Guide to Depot Charging of Electric Heavy Goods Vehicles
The IET has developed guidance to address the needs and considerations around the provision of eHGV charging solutions and the operation of eHGV fleets.
This guidance introduces the main aspects of depot electrification, as well as exploring the key technical and financial aspects. It is a reference to help all organizations concerned with HGV fleet electrification.
For large fleet operators already underway with fleet electrification, this guidance confirms their current activities and helps internal stakeholders across departments to gain a wider understanding of the electrification transition.
For medium-sized fleet operators yet to embark on fleet electrification, this guidance provides initial signposting and raises awareness. It also signals the new knowledge a fleet operator must gain for this transition.
For consultants already providing electrification advice to fleet operators, this guidance should act as a baseline reference.
Why go electric?
There are three main drivers towards fleet operators decarbonising their fleets:
- A moral imperative to do, and be seen to be doing, the right thing.
- Commercial pressure from customers for a reduction in emissions.
- Regulatory pressures – it will increasingly be mandatory to comply with national and local regulations and limits, including clean air and low emission zones.
The guidance includes:
The fundamentals:
- It provides a broad coverage of the eHGV technology and policy landscape, including an overview of current products, concepts, key considerations, terminology, the basics for operation, the organisational impact, new energy considerations and the charging infrastructure value chain.
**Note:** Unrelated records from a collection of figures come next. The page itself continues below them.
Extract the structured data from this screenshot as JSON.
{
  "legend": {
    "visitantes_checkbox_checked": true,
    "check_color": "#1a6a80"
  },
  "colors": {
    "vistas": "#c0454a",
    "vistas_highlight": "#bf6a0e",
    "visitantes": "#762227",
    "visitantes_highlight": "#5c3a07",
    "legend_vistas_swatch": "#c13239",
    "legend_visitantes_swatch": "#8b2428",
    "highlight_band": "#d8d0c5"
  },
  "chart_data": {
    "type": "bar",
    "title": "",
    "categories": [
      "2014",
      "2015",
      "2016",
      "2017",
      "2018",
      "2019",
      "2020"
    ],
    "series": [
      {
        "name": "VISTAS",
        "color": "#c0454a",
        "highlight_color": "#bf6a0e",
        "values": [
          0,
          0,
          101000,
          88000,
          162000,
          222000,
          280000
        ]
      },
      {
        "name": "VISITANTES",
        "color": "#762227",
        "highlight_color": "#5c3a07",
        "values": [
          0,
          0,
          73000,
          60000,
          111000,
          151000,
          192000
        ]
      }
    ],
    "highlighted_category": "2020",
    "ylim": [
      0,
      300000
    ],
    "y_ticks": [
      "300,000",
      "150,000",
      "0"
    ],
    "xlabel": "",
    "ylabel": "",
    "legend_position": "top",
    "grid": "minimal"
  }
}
The technical issues and different charging solutions:
- It’s important to understand depot charging and journey charging, usage profiles, relevant equipment and commercial models (charging as a service, asset ownership, open access), as well as being clear about the various standards in the area.
- The link between vehicle duty/operation, vehicle specifications (EV range/EV battery) capacity/recharging, efficiency and chemistry-dependent attributes, such as lifetime degradation, low-temp effects and the charging solution.
- BAU requirements such as working hours and stop times, routes (distance and topography), stopping locations (depots, customers, en-route), payload, depot space and staff capabilities.
- The EV spec – charging spec (power and connectors), charging port location, range, size and weight.
- The impact on wider stakeholders – external users, in depot locality, en-route, fleet suppliers and customers etc.
The financial considerations:
- There is no one-size-fits-all financial forecast calculation for eHGV transition. Each fleet operator’s financial scenario is inherently unique, contingent on their specific use case(s). So, it’s vital to understand the costs, business models, ownership options and the significant issues that need to be considered in understanding the differing investment, energy and operational costs involved in the transition.